We went down a set of stairs...

to the entrance of the cave itself.

A closeup of the icon over the entrance to the cave. Seeing the cave itself was a very emotional experience. Of course, no photography was allowed. I am looking for a photo in the public domain which will give some idea of the cave itself, the niche in the wall where John rested his head, the ledge used as a desk, the threefold crack in the roof of the cave made by the Voice of God according to tradition. I can refer you to photos and further information on websites here, here, and here.

We assembled as a group after everyone had seen the cave and Tom read from the Book of Revelation and we had a devotional and prayer.

From the Cave of the Apocalypse we rode the bus further up the hill to the Monastery of St.
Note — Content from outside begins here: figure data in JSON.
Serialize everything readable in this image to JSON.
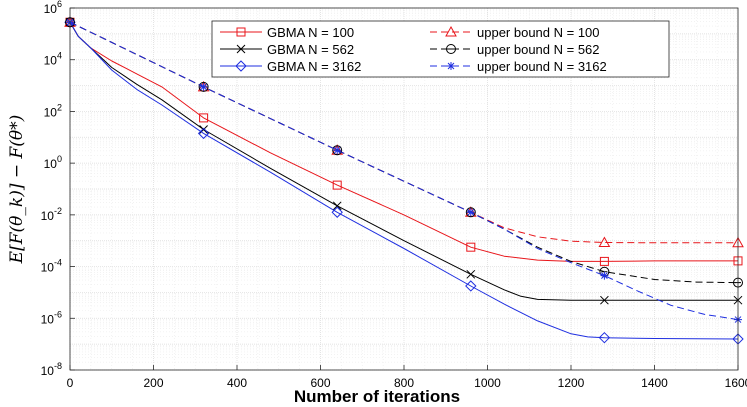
{
  "chart_data": {
    "type": "line",
    "xlabel": "Number of iterations",
    "ylabel": "E[F(θ_k)] − F(θ*)",
    "xlim": [
      0,
      1600
    ],
    "ylim_log10": [
      -8,
      6
    ],
    "x_ticks": [
      0,
      200,
      400,
      600,
      800,
      1000,
      1200,
      1400,
      1600
    ],
    "y_ticks": [
      {
        "base": "10",
        "exp": "-8",
        "value": -8
      },
      {
        "base": "10",
        "exp": "-6",
        "value": -6
      },
      {
        "base": "10",
        "exp": "-4",
        "value": -4
      },
      {
        "base": "10",
        "exp": "-2",
        "value": -2
      },
      {
        "base": "10",
        "exp": "0",
        "value": 0
      },
      {
        "base": "10",
        "exp": "2",
        "value": 2
      },
      {
        "base": "10",
        "exp": "4",
        "value": 4
      },
      {
        "base": "10",
        "exp": "6",
        "value": 6
      }
    ],
    "grid": true,
    "legend_position": "top-right",
    "series": [
      {
        "name": "GBMA N = 100",
        "color": "#e8161b",
        "dash": "solid",
        "marker": "square",
        "x": [
          0,
          20,
          50,
          100,
          160,
          220,
          320,
          480,
          640,
          800,
          960,
          1040,
          1120,
          1200,
          1280,
          1400,
          1600
        ],
        "log10_y": [
          5.45,
          4.9,
          4.45,
          3.95,
          3.45,
          2.95,
          1.75,
          0.4,
          -0.85,
          -2.0,
          -3.25,
          -3.6,
          -3.75,
          -3.8,
          -3.8,
          -3.78,
          -3.78
        ],
        "marker_x": [
          0,
          320,
          640,
          960,
          1280,
          1600
        ],
        "marker_log10_y": [
          5.45,
          1.75,
          -0.85,
          -3.25,
          -3.8,
          -3.78
        ]
      },
      {
        "name": "GBMA N = 562",
        "color": "#000000",
        "dash": "solid",
        "marker": "x",
        "x": [
          0,
          20,
          50,
          100,
          160,
          220,
          320,
          480,
          640,
          800,
          960,
          1040,
          1080,
          1120,
          1200,
          1280,
          1400,
          1600
        ],
        "log10_y": [
          5.45,
          4.9,
          4.45,
          3.7,
          3.05,
          2.45,
          1.3,
          -0.2,
          -1.65,
          -3.0,
          -4.3,
          -4.9,
          -5.15,
          -5.27,
          -5.3,
          -5.3,
          -5.3,
          -5.3
        ],
        "marker_x": [
          0,
          320,
          640,
          960,
          1280,
          1600
        ],
        "marker_log10_y": [
          5.45,
          1.3,
          -1.65,
          -4.3,
          -5.3,
          -5.3
        ]
      },
      {
        "name": "GBMA N = 3162",
        "color": "#1f2fe0",
        "dash": "solid",
        "marker": "diamond",
        "x": [
          0,
          20,
          50,
          100,
          160,
          220,
          320,
          480,
          640,
          800,
          960,
          1040,
          1120,
          1200,
          1240,
          1280,
          1400,
          1600
        ],
        "log10_y": [
          5.45,
          4.9,
          4.45,
          3.6,
          2.85,
          2.25,
          1.15,
          -0.35,
          -1.9,
          -3.3,
          -4.75,
          -5.45,
          -6.1,
          -6.6,
          -6.72,
          -6.75,
          -6.78,
          -6.8
        ],
        "marker_x": [
          0,
          320,
          640,
          960,
          1280,
          1600
        ],
        "marker_log10_y": [
          5.45,
          1.15,
          -1.9,
          -4.75,
          -6.75,
          -6.8
        ]
      },
      {
        "name": "upper bound N = 100",
        "color": "#e8161b",
        "dash": "dashed",
        "marker": "triangle",
        "x": [
          0,
          320,
          640,
          960,
          1040,
          1120,
          1200,
          1280,
          1400,
          1600
        ],
        "log10_y": [
          5.45,
          2.95,
          0.5,
          -1.9,
          -2.5,
          -2.85,
          -3.02,
          -3.07,
          -3.08,
          -3.08
        ],
        "marker_x": [
          0,
          320,
          640,
          960,
          1280,
          1600
        ],
        "marker_log10_y": [
          5.45,
          2.95,
          0.5,
          -1.9,
          -3.07,
          -3.08
        ]
      },
      {
        "name": "upper bound N = 562",
        "color": "#000000",
        "dash": "dashed",
        "marker": "circle-bar",
        "x": [
          0,
          320,
          640,
          960,
          1040,
          1120,
          1200,
          1280,
          1400,
          1500,
          1600
        ],
        "log10_y": [
          5.45,
          2.95,
          0.5,
          -1.9,
          -2.55,
          -3.25,
          -3.8,
          -4.2,
          -4.5,
          -4.6,
          -4.62
        ],
        "marker_x": [
          0,
          320,
          640,
          960,
          1280,
          1600
        ],
        "marker_log10_y": [
          5.45,
          2.95,
          0.5,
          -1.9,
          -4.2,
          -4.62
        ]
      },
      {
        "name": "upper bound N = 3162",
        "color": "#1f2fe0",
        "dash": "dashed",
        "marker": "star",
        "x": [
          0,
          320,
          640,
          960,
          1040,
          1120,
          1200,
          1280,
          1360,
          1440,
          1520,
          1600
        ],
        "log10_y": [
          5.45,
          2.95,
          0.5,
          -1.9,
          -2.55,
          -3.3,
          -3.85,
          -4.35,
          -4.95,
          -5.5,
          -5.85,
          -6.05
        ],
        "marker_x": [
          0,
          320,
          640,
          960,
          1280,
          1600
        ],
        "marker_log10_y": [
          5.45,
          2.95,
          0.5,
          -1.9,
          -4.35,
          -6.05
        ]
      }
    ]
  }
}
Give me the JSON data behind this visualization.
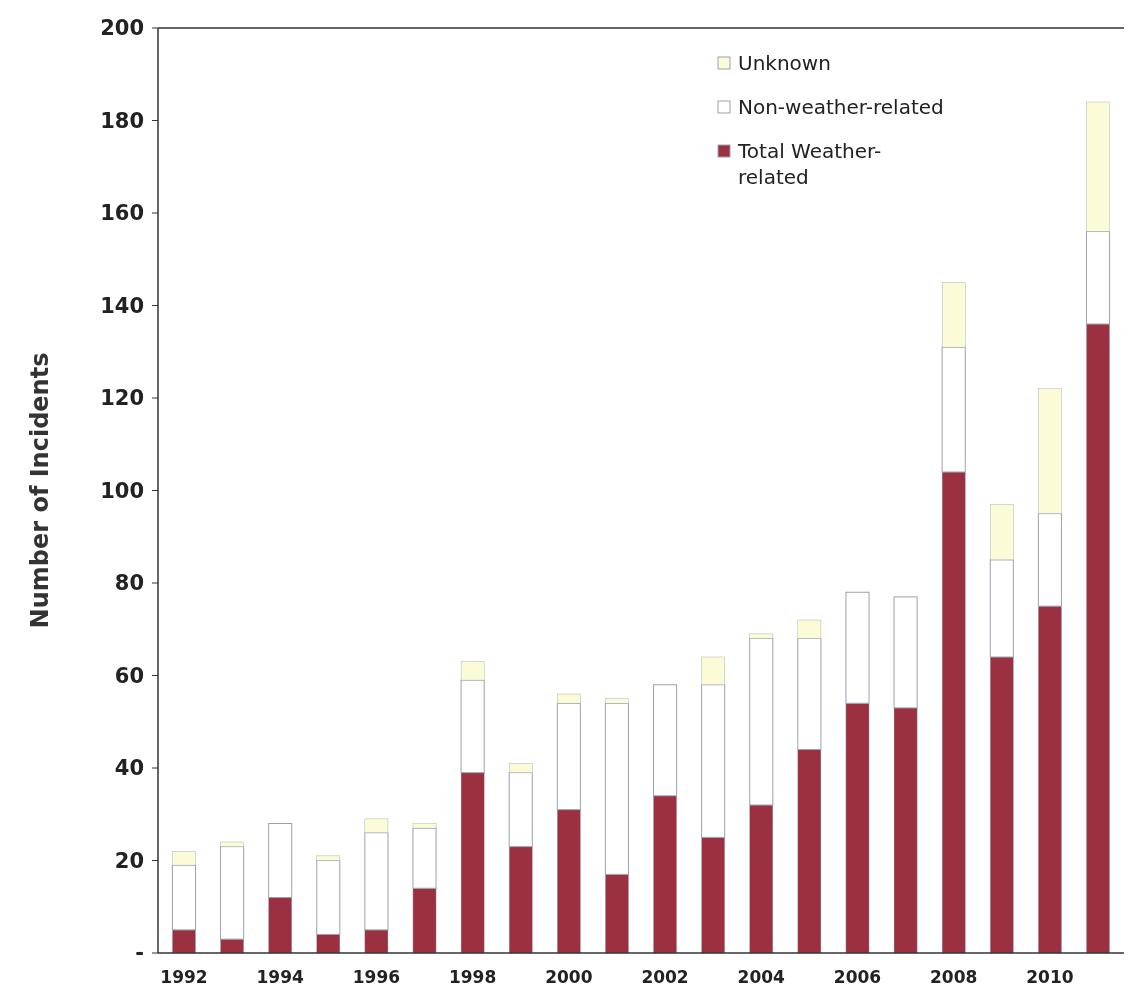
{
  "chart_data": {
    "type": "bar",
    "stacked": true,
    "ylabel": "Number of Incidents",
    "categories": [
      "1992",
      null,
      "1994",
      null,
      "1996",
      null,
      "1998",
      null,
      "2000",
      null,
      "2002",
      null,
      "2004",
      null,
      "2006",
      null,
      "2008",
      null,
      "2010",
      null
    ],
    "series": [
      {
        "name": "Total Weather-related",
        "color": "#9b3040",
        "values": [
          5,
          3,
          12,
          4,
          5,
          14,
          39,
          23,
          31,
          17,
          34,
          25,
          32,
          44,
          54,
          53,
          104,
          64,
          75,
          136
        ]
      },
      {
        "name": "Non-weather-related",
        "color": "#ffffff",
        "values": [
          14,
          20,
          16,
          16,
          21,
          13,
          20,
          16,
          23,
          37,
          24,
          33,
          36,
          24,
          24,
          24,
          27,
          21,
          20,
          20
        ]
      },
      {
        "name": "Unknown",
        "color": "#fbfbd8",
        "values": [
          3,
          1,
          0,
          1,
          3,
          1,
          4,
          2,
          2,
          1,
          0,
          6,
          1,
          4,
          0,
          0,
          14,
          12,
          27,
          28
        ]
      }
    ],
    "ylim": [
      0,
      200
    ],
    "yticks": [
      {
        "value": 0,
        "label": "-"
      },
      20,
      40,
      60,
      80,
      100,
      120,
      140,
      160,
      180,
      200
    ],
    "grid": false,
    "legend": "top right"
  }
}
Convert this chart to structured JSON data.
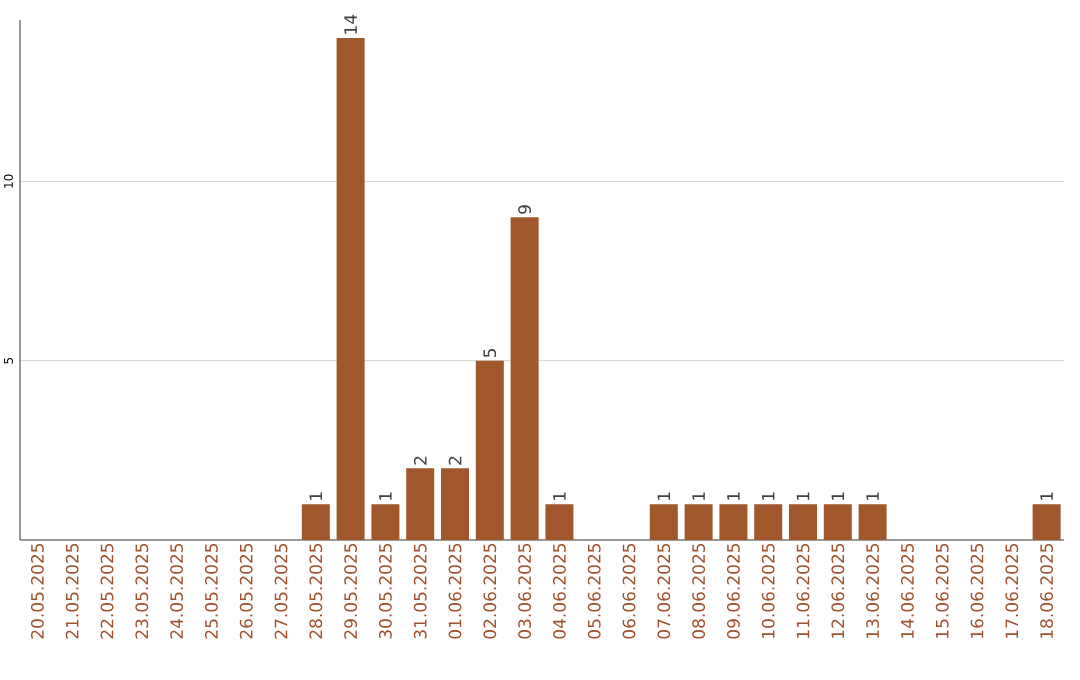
{
  "chart_data": {
    "type": "bar",
    "categories": [
      "20.05.2025",
      "21.05.2025",
      "22.05.2025",
      "23.05.2025",
      "24.05.2025",
      "25.05.2025",
      "26.05.2025",
      "27.05.2025",
      "28.05.2025",
      "29.05.2025",
      "30.05.2025",
      "31.05.2025",
      "01.06.2025",
      "02.06.2025",
      "03.06.2025",
      "04.06.2025",
      "05.06.2025",
      "06.06.2025",
      "07.06.2025",
      "08.06.2025",
      "09.06.2025",
      "10.06.2025",
      "11.06.2025",
      "12.06.2025",
      "13.06.2025",
      "14.06.2025",
      "15.06.2025",
      "16.06.2025",
      "17.06.2025",
      "18.06.2025"
    ],
    "values": [
      0,
      0,
      0,
      0,
      0,
      0,
      0,
      0,
      1,
      14,
      1,
      2,
      2,
      5,
      9,
      1,
      0,
      0,
      1,
      1,
      1,
      1,
      1,
      1,
      1,
      0,
      0,
      0,
      0,
      1
    ],
    "value_labels": [
      null,
      null,
      null,
      null,
      null,
      null,
      null,
      null,
      "1",
      "14",
      "1",
      "2",
      "2",
      "5",
      "9",
      "1",
      null,
      null,
      "1",
      "1",
      "1",
      "1",
      "1",
      "1",
      "1",
      null,
      null,
      null,
      null,
      "1"
    ],
    "color": "#a0572b",
    "ylim": [
      0,
      14.5
    ],
    "yticks": [
      5,
      10
    ],
    "grid": "y"
  }
}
John. (Photo from a book on Patmos.)

The entrance to one of the chapels at the monastery. (They have ten chapels because church law forbade Mass being heard more than once a day in the same chapel.) We were not allowed inside because it was Sunday.

However, we were able to see a service in the narthex of that chapel in the courtyard.

A bishop was looking at an icon in the narthex while the service was going on.

The bells of the monastery.

From the monastery we could see the port of Skala.

We could also see our ship anchored below.

We sailed from Patmos to our next destination, the port of Kusadasi and the city of Ephesus.